The Board states that the Congressional purpose of the privilege was to encourage creditor self-monitoring and self-correction. However, the Board observes that because the creditor must have adequate policies and procedures in place to ensure compliance and because lenders must have audit and control systems, there is no need to provide a protection for these procedures. They will be conducted without the incentive of privilege. In any event, the underlying loan records would be subject to examination by the regulatory and enforcement agencies.

Corrective Action
To ensure the availability of the privilege, the creditor would have to take corrective action in response to any findings of possible discrimination. The actions should be designed to respond to and eliminate any possible discrimination and to remedy the impact of any past discrimination, if appropriate.

In the process of deciding upon appropriate corrective action, the creditor would need to identify the policies or practices that are the probable cause of the violation, assess the scope of the violation, and determine the staff or branches involved.

Corrective action should fully respond to the findings and establish a compliance process to prevent recurrence.

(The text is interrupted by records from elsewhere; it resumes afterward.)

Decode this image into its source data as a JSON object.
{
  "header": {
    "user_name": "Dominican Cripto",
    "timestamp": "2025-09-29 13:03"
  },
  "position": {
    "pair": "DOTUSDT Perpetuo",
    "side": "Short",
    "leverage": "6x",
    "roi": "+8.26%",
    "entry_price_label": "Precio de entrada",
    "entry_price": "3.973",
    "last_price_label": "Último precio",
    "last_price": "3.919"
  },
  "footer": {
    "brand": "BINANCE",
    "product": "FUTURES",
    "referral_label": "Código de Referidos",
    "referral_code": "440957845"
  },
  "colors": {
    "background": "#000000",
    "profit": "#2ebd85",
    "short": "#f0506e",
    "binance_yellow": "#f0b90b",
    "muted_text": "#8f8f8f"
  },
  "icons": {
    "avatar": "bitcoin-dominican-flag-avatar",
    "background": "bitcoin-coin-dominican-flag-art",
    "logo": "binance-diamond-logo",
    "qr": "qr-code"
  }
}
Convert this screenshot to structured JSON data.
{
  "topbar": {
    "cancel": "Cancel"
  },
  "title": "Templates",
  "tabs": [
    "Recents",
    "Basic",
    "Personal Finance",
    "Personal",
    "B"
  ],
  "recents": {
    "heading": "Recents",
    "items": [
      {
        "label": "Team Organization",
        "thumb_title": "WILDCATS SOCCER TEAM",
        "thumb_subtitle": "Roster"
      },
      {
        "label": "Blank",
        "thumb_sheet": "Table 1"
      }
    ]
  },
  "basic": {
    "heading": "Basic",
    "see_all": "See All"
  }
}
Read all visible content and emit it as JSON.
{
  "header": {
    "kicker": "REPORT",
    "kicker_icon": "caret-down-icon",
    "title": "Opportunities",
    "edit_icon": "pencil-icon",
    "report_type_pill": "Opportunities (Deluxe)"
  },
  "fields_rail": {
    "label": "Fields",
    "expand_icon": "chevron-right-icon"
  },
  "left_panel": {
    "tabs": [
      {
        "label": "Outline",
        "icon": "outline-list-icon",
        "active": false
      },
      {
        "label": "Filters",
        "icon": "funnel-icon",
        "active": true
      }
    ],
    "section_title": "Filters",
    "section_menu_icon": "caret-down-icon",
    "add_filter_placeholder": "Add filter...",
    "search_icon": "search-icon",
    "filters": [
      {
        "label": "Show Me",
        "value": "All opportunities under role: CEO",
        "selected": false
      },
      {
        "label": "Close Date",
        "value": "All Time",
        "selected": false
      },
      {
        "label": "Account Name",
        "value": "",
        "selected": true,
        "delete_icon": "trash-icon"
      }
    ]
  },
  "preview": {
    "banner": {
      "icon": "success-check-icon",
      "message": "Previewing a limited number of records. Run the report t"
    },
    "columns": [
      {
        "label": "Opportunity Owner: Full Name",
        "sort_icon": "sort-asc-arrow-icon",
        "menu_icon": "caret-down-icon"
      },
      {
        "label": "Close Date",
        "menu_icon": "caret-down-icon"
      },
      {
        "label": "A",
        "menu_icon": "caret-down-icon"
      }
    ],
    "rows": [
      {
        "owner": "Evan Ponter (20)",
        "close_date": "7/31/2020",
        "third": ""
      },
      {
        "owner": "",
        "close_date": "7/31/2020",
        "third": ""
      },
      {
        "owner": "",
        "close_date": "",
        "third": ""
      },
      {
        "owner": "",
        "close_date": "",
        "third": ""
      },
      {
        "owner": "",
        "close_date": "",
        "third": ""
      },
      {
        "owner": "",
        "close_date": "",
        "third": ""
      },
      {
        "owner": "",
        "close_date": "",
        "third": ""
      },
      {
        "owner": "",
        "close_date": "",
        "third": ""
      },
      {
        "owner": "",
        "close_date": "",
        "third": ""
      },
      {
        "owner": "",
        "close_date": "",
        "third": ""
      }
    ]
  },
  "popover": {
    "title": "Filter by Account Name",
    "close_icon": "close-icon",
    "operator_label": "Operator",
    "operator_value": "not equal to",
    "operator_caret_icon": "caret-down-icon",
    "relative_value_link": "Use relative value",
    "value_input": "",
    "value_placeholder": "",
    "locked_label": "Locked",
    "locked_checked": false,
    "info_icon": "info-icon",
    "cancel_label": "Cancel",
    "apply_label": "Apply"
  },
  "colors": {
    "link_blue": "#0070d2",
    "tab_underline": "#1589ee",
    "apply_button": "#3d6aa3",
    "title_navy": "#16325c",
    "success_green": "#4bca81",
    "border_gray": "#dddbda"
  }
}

  • Brief your management on this proposal. Discuss the methods for fair lending self-assessment that are appropriate for your bank. Consider whether this proposed regulation in fact provides any protection.
  • Review your fair lending self-assessment procedures, including compliance monitoring and compliance audits. Review the findings and decide whether it is in the bank's interest to have these procedures subject to privilege. Look for good examples of why they should be privileged.
  • Write a comment letter. Use the model provided in this issue or compose your own. Be sure it arrives at the FRB by January 31,1997.